Memento-Skills is a generalist LLM agent system that functions as an "agent-designing agent," autonomously constructing and refining a library of reusable skills (code, prompts, and markdown) to solve complex tasks. Built on the Memento 2 framework, it achieves SOTA performance on GAIA and HLE benchmarks without updating any LLM parameters.
TL;DR
The Memento-Team has introduced Memento-Skills, an agentic system that doesn't just execute tasks—it designs the tools to solve them. By treating "skills" (modular code and prompts) as an evolving external memory, the system achieves massive performance gains (+116% on hard benchmarks) while keeping the underlying LLM (e.g., Gemini 3.1) completely frozen. It effectively replaces a "static model" with a "dynamic library of expertise."
The "Frozen Brain" Problem
Most current LLM agents suffer from a fundamental paradox: they are deployed with fixed parameters ($ heta$), making them "stateless." Once they hit a task outside their training distribution or fail at a specific workflow, they have no intrinsic way to "remember" the mistake or "learn" a better route for next time.
The authors argue that we shouldn't be "rewriting neurons" (fine-tuning) for every new task. Instead, we should give the agent a writable notebook of executable skills. The challenge, however, is making this notebook more than just a graveyard of past logs—it needs to be a structured, evolving codebase.
Methodology: The Read-Write Reflective Loop
The core of Memento-Skills is the Stateful Reflective Decision Process (SRDP). It breaks down the agent's life into a continuous loop of five steps:
- Observe: Take in the user query.
- Read (Skill Selection): Use a behavior-aligned router to pick the best "skill" (a folder containing code, prompts, and documentation).
- Act: Execute the skill's multi-step workflow.
- Feedback: A "Judge" LLM evaluates the outcome.
- Write (Evolution): If it failed, a failure attribution module identifies the bug and rewrites the skill's code or prompt to add guardrails.
1. The Skill-Centric Architecture
Unlike traditional RAG that retrieves text chunks, Memento-Skills retrieves functional modules.
Figure: The system decomposes 30,000 lines of hard-coded "if-else" logic into a clean, modular Skill System managed by an Evolution Engine.
2. Behavior-Aligned Routing
One of the paper's key insights is that Cosine Similarity is not enough. Just because a task sounds like a "refund request" doesn't mean the "refund skill" is the best behavior if the user is actually asking for a "password reset" to access the refund page. The team trained a Memento-Qwen router using single-step offline RL. Instead of matching strings, it fits a $Q$-function that predicts execution success.

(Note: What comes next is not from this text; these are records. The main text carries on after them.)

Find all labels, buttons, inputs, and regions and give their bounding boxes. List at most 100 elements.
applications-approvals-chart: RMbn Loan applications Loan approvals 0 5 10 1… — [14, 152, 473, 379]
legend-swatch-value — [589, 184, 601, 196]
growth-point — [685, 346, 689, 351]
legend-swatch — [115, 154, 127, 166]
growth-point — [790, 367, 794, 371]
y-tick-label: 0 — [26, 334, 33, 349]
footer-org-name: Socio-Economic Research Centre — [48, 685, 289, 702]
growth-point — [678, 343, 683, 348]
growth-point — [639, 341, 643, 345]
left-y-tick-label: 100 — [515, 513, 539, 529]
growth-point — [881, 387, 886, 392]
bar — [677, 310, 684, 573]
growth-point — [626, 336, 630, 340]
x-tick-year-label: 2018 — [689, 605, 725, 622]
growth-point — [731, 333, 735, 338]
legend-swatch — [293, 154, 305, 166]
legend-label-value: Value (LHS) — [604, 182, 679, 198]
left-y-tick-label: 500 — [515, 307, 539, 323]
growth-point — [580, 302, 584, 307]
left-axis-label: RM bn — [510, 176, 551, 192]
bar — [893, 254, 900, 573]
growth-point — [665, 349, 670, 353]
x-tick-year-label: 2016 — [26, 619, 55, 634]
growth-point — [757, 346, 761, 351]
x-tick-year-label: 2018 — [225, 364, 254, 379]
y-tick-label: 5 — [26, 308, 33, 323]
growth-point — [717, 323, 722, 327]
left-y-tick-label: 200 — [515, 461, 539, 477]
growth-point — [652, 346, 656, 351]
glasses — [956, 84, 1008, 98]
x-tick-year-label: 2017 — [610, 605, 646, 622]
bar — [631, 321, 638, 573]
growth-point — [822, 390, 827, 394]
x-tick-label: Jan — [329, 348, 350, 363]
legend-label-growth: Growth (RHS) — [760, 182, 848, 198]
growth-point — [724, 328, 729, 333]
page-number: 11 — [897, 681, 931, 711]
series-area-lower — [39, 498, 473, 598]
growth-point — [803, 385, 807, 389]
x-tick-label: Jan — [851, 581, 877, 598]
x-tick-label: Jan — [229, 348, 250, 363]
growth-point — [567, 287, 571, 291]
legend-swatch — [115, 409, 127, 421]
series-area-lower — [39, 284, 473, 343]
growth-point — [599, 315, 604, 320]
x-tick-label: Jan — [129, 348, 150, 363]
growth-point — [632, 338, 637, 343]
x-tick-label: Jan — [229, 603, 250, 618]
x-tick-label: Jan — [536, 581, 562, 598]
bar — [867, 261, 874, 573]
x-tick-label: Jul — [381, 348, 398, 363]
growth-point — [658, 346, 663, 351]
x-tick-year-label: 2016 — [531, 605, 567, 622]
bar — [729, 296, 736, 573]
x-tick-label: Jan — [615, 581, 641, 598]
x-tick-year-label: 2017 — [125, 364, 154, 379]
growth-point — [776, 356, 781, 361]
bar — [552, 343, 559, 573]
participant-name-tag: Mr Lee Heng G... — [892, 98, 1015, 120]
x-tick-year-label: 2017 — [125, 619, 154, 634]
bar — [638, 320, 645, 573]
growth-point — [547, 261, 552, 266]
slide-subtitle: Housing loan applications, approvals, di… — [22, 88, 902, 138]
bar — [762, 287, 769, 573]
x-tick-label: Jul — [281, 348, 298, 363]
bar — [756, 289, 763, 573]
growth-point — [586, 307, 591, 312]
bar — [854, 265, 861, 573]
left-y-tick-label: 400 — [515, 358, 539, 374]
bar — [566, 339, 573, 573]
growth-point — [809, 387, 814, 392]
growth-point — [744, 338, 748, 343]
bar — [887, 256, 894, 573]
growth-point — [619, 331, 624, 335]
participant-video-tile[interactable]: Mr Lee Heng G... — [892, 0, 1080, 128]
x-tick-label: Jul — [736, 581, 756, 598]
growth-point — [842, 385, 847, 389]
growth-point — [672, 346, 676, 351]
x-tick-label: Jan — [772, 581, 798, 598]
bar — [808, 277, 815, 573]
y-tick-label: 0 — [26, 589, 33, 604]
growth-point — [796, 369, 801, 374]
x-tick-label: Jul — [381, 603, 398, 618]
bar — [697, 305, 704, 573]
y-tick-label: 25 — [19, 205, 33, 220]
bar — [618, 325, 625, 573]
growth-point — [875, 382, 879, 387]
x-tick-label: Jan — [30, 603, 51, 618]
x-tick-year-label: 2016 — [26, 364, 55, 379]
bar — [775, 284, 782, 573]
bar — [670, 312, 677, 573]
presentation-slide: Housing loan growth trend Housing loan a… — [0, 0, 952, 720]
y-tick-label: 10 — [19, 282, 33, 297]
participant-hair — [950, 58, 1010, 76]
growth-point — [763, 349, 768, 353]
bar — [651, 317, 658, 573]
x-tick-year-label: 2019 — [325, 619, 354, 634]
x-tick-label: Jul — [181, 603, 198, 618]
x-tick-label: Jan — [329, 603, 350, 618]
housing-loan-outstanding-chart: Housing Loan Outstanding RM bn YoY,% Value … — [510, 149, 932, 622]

Experimental Results: From Sparsity to Density
The researchers tested this on GAIA (general tasks) and Humanity's Last Exam (HLE) (hard academic reasoning).
- GAIA: Accuracy jumped from 52.3% to 66.0%.
- HLE: Accuracy more than doubled, from 17.9% to 38.7%.
The "HLE" results are particularly telling. Because HLE has structured domains (Biology, Humanities, etc.), a skill learned to solve one "Biology" question was frequently reused to solve others.
Figure: Success rates across training rounds (R0 to R3) show clear convergence as the skill library matures.
The "Muscle Memory" of Agents
As the agent learns, it fills its "embedding space" with skills. The paper uses t-SNE projections to show how a library grows from 5 atomic seeds to a dense cloud of 235 specialized skills. This "densification" reduces the "memory coverage radius," meaning the LLM has to do less "guessing" and more "following proven patterns."
Figure: t-SNE projection showing the evolution from sparse seed skills (red) to a dense, domain-specific library (blue).
Critical Insight: The Three Independent Knobs
The paper concludes with a powerful theoretical framework. The gap between a "perfect" agent and a current agent can be closed by turning three independent levers:
- LLM Quality: Swap for a better base model to reduce generalization error.
- Memory Density: Run more "episodes" to add more skills and shrink the coverage gap.
- Retrieval Accuracy: Improve the router to reduce selection error.
By separating these, Memento-Skills provides an engineering-friendly roadmap for building agents that actually get smarter every day they spend in "production," without ever needing a GPU cluster for retraining.
Conclusion
Memento-Skills proves that a "frozen" LLM is not a "static" LLM. By moving the learning process from the model weights to an externalized skill library, we gain transparency, safety (via code unit tests), and continuous improvement. As one of the characters in the paper's witty dialogue notes: "The diminishing returns aren’t a bug; they’re a sign the system is converging."